Example test statistic: difference in means (if hypothesis is correct, difference of difference in means should be 0).

__Permutation replicate:__ The value of a test statistic computed from a permutation sample is called a permutation replicate. \
`(np.mean(dem_share_PA) - np.mean(dem_share_OH)) - (np.mean(perm_sample_PA) - np.mean(perm_sample_OH))` \
= difference in votes by state of observed data - difference in votes by state of permuted data

__p-value:__ the probability of obtaining a value of your test statistic that is at least as extreme as what was observed, under the assumption the null hypothesis is true. \
When the p-value is small, it is often said that the data are statistically significantly different.

__Statistical significance:__ determined by smallness of p-value.

Pipeline for hypothesis testing: 
1) Clearly state the null hypothesis \
2) Define test statistic \
3) Generate many sets of simulated data assuming the null hypothesis is true \
4) Compute the test statistic for each simulated data set \
5) The p-value is the fraction of your simulated data sets for which the test statistic is at least as extreme as for the real data 

__One sample test:__ Compare one set of data to a single number\
__Two sample test:__ Compare two sets of data

__A/B Testing, diff_frac() function:__

In [41]:
def diff_frac(data_A, data_B):
    frac_A = np.sum(data_A)/ len(data_A)
    frac_B = np.sum(data_B)/ len(data_B)
    return frac_B - frac_A

for A/B testing: \
`diff_frac_obs = diff_frac(clickthrough_A, clickthrough_B)`

__Hypothesis test of correlation:__ \
1) Posit null hypothesis: the two variables are completely uncorrelated.\
2) Simulate data assuming null hypothesis is true.\
3) Use Pearson correlation coefficient, $\rho$, as test statistic.\
4) Compute p-value as fraction of replicates that have $\rho$ at least as large as observed.

## Plots:

### Bee swarm plot:
`sns.swarmplot()` \
`sns.swarmplot(x)` \
`sns.swarmplot(x, y, data)` 

`sns.swarmplot(*, x=None, y=None, hue=None, data=None, order=None, hue_order=None, dodge=False, orient=None, color=None, palette=None, size=5, edgecolor='gray', linewidth=0, ax=None, **kwargs)`

## Other:

__`np.arange()`__ \
`([start, ]stop, [step, ]dtype=None, *, like=None)` \
Create an np array of range (n) \
`np.arange(7)` \
creates: `array([ 0 1 2 3 4 5 6 ])`

__`np.empty()`__ \
`(shape, dtype=float, order='C', *, like=None)` \
Create an empty np array of shape ()

__`np.empty_like()`__ returns a new array with the same shape and type as a given array (which you provide as an argument). \
`rss = np.empty_like(a_vals)`

__`np.concatenate()`__ \
`((a1, a2, ...), axis=0, out=None, dtype=None, casting="same_kind")` \
Concatenate arrays to perform permutation when testing null hypothesis. \
__Note:__ Only accepts a *tuple* of values to concatenate (note extra parentheses).

__`np.random.permutation(x)`__ \
Randomly permute a sequence, or return a permuted range.\
If *x* is a multi-dimensional array, it is only shuffled along its first index.

__Nonparametric inference:__ \
Makes no assumptions about the model or probability distribution underlying the data.

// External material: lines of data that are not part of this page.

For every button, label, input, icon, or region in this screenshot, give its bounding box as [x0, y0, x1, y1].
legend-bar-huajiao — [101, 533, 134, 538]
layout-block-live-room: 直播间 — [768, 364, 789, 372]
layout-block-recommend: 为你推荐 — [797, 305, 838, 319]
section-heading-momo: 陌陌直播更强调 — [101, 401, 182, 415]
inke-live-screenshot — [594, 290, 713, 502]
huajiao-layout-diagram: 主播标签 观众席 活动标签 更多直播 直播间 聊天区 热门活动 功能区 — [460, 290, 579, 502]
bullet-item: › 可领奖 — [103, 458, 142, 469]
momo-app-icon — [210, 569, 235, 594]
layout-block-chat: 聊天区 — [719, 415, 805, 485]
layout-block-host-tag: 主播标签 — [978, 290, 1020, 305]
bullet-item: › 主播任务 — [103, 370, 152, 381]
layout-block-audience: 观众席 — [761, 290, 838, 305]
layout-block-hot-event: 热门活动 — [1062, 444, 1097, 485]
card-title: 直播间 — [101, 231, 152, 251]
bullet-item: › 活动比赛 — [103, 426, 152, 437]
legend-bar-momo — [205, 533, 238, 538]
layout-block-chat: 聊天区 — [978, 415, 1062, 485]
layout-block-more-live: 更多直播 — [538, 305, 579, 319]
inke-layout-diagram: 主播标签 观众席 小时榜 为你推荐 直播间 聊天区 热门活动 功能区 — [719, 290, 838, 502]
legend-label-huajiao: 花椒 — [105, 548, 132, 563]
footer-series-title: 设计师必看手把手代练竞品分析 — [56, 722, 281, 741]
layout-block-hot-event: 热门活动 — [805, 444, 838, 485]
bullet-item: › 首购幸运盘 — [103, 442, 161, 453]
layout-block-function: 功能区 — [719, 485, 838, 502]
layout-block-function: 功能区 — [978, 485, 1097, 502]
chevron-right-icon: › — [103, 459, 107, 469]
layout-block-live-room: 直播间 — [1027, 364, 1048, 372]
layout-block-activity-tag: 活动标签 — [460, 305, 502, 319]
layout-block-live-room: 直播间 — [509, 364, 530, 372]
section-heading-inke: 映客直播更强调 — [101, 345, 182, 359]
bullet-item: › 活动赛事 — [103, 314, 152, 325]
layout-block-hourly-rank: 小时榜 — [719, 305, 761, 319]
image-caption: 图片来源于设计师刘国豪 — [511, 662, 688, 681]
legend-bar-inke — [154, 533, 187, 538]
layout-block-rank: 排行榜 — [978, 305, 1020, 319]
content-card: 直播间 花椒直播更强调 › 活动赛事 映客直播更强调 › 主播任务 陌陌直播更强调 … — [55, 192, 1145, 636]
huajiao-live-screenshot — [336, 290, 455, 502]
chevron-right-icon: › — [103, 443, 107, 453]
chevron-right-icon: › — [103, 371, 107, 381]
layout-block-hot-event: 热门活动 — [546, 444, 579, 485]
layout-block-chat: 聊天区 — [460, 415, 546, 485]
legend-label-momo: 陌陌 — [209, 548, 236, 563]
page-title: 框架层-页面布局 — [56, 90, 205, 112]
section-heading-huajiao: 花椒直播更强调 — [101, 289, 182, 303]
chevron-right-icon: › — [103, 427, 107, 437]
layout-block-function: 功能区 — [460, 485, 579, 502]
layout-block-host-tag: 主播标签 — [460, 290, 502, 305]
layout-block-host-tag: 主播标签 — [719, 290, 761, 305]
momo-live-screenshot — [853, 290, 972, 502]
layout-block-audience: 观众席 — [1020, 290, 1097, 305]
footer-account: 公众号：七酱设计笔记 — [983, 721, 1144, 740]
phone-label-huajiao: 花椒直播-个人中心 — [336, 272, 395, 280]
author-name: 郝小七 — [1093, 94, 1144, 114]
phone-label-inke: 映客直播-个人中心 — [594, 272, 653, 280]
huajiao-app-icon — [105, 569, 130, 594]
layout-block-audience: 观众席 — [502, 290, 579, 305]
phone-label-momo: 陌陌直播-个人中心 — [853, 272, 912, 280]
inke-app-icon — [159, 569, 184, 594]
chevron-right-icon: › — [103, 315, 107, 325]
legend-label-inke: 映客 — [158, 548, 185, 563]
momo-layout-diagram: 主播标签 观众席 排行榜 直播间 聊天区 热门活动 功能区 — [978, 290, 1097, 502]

Estimates/summary statistics are computed using data alone (and no underlying/assumed models).

## Exponential + half tau + 2x tau

`#Create an ECDF from real data: x, y` \
`x, y = ecdf(nohitter_times)` 

`#Create a CDF from theoretical samples: x_theor, y_theor`\
`x_theor, y_theor = ecdf(inter_nohitter_time)`

`#Take samples with half tau: samples_half`\
`samples_half = np.random.exponential(tau/2, 10000)`

`#Take samples with double tau: samples_double`\
`samples_double = np.random.exponential(2*tau, 10000)`

`#Generate CDFs from these samples`\
`x_half, y_half = ecdf(samples_half)`\
`x_double, y_double = ecdf(samples_double)`

`#Plot these CDFs as lines`\
`_ = plt.plot(x_half, y_half)`\
`_ = plt.plot(x_double, y_double)`

`#Overlay the plots`\
`plt.plot(x_theor, y_theor)`\
`plt.plot(x, y, marker='.', linestyle='none')`

`#Margins and axis labels`\
`plt.margins(0.02)`\
`plt.xlabel('Games between no-hitters')`\
`plt.ylabel('CDF')`

`plt.show()`

__Simulating coin flips__:

In [None]:
n_all_heads = 0 
for i in range(10000): 
    heads = np.random.random(size=4) < 0.5
    n_heads = np.sum(heads)
    if n_heads == 4:
        n_all_heads += 1
n_all_heads/10000